Ao incitar a curiosidade e o interesse do público jovem, essa prática expõe um grupo especialmente vulnerável ao vício e ao endividamento, em violação ao princípio constitucional da proteção integral à criança e ao adolescente, conforme o artigo 227 da Constituição Federal.

MEDIDAS

Diante deste cenário amplo e perigoso, a Defensoria Pública do Estado do Pará tomou algumas atitudes: no final de setembro, o coordenador do Núcleo de Defesa do Consumidor, Cássio Bitar Vasconcelos, instaurou um Procedimento Administrativo Preparatório para Atuação na Tutela Coletiva, visando investigar os potenciais danos causados aos consumidores pela divulgação de apostas online (as chamadas BETs) e seus impactos no aumento do endividamento da população paraense.

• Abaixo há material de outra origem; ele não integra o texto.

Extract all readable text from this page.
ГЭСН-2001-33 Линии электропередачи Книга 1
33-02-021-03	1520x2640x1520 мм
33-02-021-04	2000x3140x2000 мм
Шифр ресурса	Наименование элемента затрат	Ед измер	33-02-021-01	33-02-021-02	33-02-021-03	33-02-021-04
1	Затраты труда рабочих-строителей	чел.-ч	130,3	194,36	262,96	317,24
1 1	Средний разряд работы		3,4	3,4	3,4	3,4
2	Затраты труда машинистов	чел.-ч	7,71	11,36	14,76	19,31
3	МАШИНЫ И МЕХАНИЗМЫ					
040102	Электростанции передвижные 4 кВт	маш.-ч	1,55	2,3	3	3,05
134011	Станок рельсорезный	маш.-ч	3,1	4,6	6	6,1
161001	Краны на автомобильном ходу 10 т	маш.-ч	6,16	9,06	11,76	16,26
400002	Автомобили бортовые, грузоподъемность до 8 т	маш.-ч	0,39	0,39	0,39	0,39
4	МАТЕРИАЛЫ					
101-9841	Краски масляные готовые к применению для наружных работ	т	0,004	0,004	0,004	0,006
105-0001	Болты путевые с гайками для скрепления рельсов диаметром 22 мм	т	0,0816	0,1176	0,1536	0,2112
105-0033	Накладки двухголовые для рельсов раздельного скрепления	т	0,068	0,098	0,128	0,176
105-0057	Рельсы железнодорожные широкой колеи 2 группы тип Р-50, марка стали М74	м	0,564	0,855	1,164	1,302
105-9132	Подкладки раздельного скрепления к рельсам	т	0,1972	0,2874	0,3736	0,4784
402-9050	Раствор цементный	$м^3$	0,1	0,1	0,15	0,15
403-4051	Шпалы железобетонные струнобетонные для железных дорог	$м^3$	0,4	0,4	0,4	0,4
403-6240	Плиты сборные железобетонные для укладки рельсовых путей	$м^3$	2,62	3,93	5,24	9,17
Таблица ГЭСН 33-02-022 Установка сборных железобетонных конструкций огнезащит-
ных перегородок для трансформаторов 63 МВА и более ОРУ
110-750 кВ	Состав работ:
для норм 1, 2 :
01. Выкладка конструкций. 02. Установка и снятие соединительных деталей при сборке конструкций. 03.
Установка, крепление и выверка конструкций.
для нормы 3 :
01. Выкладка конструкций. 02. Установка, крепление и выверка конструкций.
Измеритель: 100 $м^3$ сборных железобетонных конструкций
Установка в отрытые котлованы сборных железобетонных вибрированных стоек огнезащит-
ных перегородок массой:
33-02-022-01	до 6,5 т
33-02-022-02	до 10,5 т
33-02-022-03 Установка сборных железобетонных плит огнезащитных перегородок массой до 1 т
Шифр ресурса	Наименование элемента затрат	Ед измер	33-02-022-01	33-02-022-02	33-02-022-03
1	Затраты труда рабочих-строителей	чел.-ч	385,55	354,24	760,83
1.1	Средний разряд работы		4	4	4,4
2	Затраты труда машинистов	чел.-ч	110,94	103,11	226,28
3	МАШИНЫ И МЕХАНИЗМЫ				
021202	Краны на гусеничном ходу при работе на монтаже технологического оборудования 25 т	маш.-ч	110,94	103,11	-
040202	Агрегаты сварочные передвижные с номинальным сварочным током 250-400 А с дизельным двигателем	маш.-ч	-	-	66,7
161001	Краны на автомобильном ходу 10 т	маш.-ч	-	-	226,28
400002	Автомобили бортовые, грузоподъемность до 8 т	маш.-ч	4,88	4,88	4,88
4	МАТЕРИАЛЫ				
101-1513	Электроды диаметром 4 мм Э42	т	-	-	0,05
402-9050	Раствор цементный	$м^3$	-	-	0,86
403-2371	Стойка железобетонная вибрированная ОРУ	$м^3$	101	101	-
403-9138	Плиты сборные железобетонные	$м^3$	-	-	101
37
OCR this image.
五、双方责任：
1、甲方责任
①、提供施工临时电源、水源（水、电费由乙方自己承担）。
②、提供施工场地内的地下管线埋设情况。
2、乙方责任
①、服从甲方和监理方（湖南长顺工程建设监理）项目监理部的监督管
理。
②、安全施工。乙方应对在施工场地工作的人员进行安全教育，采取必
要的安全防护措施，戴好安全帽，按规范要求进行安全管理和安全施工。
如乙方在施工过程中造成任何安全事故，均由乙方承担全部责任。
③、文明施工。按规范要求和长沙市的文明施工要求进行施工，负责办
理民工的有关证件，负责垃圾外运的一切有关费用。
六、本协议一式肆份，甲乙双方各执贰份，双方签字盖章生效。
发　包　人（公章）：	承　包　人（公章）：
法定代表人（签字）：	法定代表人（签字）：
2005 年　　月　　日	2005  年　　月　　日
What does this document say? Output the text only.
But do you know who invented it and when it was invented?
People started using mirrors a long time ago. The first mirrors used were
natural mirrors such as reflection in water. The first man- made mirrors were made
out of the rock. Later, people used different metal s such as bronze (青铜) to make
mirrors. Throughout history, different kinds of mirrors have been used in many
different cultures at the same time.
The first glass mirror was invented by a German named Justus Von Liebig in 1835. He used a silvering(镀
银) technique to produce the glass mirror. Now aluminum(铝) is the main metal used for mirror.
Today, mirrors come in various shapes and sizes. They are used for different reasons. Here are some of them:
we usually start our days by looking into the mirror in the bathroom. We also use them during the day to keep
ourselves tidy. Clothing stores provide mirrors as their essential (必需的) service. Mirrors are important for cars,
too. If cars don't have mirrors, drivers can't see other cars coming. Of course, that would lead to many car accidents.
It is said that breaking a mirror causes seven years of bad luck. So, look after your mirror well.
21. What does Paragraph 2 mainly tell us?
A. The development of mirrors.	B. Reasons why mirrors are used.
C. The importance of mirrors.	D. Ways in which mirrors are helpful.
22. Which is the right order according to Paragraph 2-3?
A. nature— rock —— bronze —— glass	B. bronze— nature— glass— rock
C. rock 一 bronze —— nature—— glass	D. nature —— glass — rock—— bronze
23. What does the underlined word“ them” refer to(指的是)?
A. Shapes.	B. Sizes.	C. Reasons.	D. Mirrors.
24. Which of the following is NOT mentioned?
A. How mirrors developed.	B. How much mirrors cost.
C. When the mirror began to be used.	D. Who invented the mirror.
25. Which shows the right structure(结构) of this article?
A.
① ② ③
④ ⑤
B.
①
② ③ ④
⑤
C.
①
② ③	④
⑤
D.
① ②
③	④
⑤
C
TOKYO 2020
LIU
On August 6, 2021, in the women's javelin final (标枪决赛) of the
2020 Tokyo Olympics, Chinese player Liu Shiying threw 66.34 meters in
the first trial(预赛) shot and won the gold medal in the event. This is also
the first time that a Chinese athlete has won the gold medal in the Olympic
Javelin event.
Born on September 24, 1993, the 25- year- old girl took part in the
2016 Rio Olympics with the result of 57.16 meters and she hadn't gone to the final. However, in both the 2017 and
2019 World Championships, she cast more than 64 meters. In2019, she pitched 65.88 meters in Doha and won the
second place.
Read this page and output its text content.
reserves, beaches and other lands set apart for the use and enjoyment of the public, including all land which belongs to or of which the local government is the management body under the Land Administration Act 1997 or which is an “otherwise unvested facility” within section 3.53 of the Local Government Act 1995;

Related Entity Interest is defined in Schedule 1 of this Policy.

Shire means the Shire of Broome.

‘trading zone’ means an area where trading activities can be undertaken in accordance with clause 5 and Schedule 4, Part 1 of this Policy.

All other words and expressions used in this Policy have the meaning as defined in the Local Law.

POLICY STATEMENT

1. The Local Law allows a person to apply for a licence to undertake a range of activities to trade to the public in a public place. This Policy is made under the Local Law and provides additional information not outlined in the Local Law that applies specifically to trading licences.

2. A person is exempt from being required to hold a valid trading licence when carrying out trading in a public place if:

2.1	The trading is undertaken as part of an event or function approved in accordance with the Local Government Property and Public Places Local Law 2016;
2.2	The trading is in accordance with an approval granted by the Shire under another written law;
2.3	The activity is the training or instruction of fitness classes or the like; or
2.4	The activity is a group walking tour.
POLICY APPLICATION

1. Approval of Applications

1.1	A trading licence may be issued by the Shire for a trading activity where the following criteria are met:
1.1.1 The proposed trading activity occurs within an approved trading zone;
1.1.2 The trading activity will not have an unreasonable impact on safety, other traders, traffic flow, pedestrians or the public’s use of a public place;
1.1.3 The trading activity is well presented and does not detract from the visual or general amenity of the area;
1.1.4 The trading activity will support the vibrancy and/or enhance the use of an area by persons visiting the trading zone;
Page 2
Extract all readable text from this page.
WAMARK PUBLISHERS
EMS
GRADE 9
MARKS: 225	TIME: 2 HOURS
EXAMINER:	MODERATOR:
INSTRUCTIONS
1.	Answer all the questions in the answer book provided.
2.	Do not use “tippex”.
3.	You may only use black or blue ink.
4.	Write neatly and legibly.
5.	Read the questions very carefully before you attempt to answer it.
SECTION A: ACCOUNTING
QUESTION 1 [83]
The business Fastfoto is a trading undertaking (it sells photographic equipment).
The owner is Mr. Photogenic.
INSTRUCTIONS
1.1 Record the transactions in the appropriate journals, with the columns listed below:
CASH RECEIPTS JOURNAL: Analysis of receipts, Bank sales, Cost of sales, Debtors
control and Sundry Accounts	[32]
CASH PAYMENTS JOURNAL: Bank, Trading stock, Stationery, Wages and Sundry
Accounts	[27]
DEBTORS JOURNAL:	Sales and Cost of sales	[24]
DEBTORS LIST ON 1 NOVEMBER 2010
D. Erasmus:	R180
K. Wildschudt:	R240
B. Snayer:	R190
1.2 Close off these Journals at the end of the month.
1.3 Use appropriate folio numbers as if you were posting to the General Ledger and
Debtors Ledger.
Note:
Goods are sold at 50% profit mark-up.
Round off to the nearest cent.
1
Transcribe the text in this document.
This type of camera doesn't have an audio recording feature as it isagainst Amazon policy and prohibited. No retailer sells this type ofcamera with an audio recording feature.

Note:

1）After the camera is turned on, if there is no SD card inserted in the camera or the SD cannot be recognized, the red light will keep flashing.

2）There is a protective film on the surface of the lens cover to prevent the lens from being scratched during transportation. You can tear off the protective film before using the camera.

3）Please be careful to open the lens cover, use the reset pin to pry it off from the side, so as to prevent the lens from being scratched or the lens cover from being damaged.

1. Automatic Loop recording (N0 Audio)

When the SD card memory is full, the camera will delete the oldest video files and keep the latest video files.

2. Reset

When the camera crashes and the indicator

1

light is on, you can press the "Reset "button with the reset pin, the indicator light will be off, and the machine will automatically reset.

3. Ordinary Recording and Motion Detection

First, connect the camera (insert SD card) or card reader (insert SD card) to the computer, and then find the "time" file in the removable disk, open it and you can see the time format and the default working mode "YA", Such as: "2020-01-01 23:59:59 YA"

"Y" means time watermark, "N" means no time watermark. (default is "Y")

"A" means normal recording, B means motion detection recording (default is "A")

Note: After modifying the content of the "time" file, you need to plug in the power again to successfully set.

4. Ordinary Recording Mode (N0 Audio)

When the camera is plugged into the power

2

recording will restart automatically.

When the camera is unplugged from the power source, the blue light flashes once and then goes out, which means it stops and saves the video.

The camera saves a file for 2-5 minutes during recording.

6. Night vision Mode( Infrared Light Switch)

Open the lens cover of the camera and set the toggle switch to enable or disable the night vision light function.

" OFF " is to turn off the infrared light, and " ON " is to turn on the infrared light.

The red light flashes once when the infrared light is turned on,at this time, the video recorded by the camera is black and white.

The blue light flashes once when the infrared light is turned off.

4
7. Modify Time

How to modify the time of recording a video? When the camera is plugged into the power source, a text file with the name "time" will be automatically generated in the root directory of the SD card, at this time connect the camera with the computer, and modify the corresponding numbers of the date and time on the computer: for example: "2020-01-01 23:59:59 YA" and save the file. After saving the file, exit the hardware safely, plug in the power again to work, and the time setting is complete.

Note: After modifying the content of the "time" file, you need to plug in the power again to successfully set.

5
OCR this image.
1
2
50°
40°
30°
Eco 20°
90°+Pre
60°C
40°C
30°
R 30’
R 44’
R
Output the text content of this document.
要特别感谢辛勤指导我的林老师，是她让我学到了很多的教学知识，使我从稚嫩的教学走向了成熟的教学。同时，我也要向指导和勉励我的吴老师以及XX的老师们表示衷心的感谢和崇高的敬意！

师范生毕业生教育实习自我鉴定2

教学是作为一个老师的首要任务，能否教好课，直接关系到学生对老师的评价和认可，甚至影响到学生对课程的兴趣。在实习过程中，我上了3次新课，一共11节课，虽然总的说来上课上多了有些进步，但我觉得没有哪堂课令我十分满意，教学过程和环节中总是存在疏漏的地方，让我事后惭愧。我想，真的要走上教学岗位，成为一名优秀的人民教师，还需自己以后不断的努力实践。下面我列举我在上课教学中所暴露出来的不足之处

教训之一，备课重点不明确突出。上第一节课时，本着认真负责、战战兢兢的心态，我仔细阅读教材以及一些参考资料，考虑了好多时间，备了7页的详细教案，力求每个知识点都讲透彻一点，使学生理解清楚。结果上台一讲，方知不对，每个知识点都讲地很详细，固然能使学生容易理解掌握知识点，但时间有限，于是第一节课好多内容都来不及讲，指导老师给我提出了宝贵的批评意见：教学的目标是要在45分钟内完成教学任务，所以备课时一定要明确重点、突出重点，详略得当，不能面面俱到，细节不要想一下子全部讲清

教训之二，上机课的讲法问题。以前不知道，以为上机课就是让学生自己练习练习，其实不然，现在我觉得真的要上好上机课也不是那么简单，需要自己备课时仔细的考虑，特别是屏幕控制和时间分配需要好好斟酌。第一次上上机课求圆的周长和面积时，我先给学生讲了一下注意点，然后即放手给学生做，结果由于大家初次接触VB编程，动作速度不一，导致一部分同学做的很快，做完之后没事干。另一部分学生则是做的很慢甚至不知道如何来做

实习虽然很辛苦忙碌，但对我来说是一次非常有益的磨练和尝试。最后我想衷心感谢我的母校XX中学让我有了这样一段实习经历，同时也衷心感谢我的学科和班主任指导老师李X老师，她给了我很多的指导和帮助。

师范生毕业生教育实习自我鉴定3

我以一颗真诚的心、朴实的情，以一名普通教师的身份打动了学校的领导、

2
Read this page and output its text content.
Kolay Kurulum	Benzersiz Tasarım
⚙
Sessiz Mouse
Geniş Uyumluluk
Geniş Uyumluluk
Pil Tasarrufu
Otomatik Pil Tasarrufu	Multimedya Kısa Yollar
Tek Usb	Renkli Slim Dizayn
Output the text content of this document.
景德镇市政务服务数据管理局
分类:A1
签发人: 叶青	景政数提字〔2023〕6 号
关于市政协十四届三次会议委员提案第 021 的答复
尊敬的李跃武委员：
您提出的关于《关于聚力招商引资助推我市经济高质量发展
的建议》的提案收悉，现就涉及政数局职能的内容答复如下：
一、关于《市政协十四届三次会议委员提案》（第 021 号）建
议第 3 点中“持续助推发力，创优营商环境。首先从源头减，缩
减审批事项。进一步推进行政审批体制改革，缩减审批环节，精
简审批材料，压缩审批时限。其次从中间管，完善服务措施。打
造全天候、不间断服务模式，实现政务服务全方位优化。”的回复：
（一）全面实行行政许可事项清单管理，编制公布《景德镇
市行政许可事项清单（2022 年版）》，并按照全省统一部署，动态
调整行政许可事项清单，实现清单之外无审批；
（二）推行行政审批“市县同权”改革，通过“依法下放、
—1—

O procedimento visa apurar como a promoção dessas plataformas pode estar agravando a situação financeira de indivíduos, especialmente aqueles em situação de vulnerabilidade, que podem ser atraídos por promessas de ganhos rápidos, mas acabam acumulando dívidas.

O também defensor público Daniel Lobo ajuizou uma Ação Civil Pública contra as plataformas de apostas, cuja medida visa proteger a população mais vulnerável, especialmente beneficiários do Bolsa Família, após dados revelarem que R$ 3 bilhões foram enviados às plataformas de apostas via pix. A ação destaca problemas como endividamento em massa e comportamento compulsivo.

image Cássio Bitar, defensor público e coordenador do Núcleo de Defesa do Consumidor (Nudecon) da Defensoria Pública do Pará (Thiago Gomes | O Liberal)

Para este controle, muito ajudaria o cadastro dos apostadores e a inclusão obrigatória das empresas de apostas no portal Consumidor.gov, buscando facilitar assim o contato por parte dos consumidores que possuam demandas. “A criação de um cadastro de apostadores é uma medida proposta para monitorar o perfil financeiro dos jogadores, resguardando a privacidade fiscal e prevenindo riscos financeiros e psicológicos associados ao jogo”, explica o Defensor Público Cássio Bitar.

Cássio Bitar esclarece ainda que esse cenário demanda um esforço conjunto entre o poder público e a sociedade para promover uma regulamentação efetiva, que considere tanto a proteção dos consumidores quanto o impacto econômico gerado pelo setor.

Outras medidas citadas pelo Defensor Público que poderiam ser adotadas é a alteração do art. 29 §1º, da Lei nº 13.756/2018, destinando percentual não inferior a 2 (dois)% do arrecadado para fomento da Estratégia Nacional de Educação Financeira, política de Estado que visa promover a educação financeira e previdenciária no Brasil. Para isso, é preciso “a efetiva fiscalização pelo Ministério da Fazenda, através de sua secretaria especializada, para o fiel cumprimento da legislação”, conclui Bitar.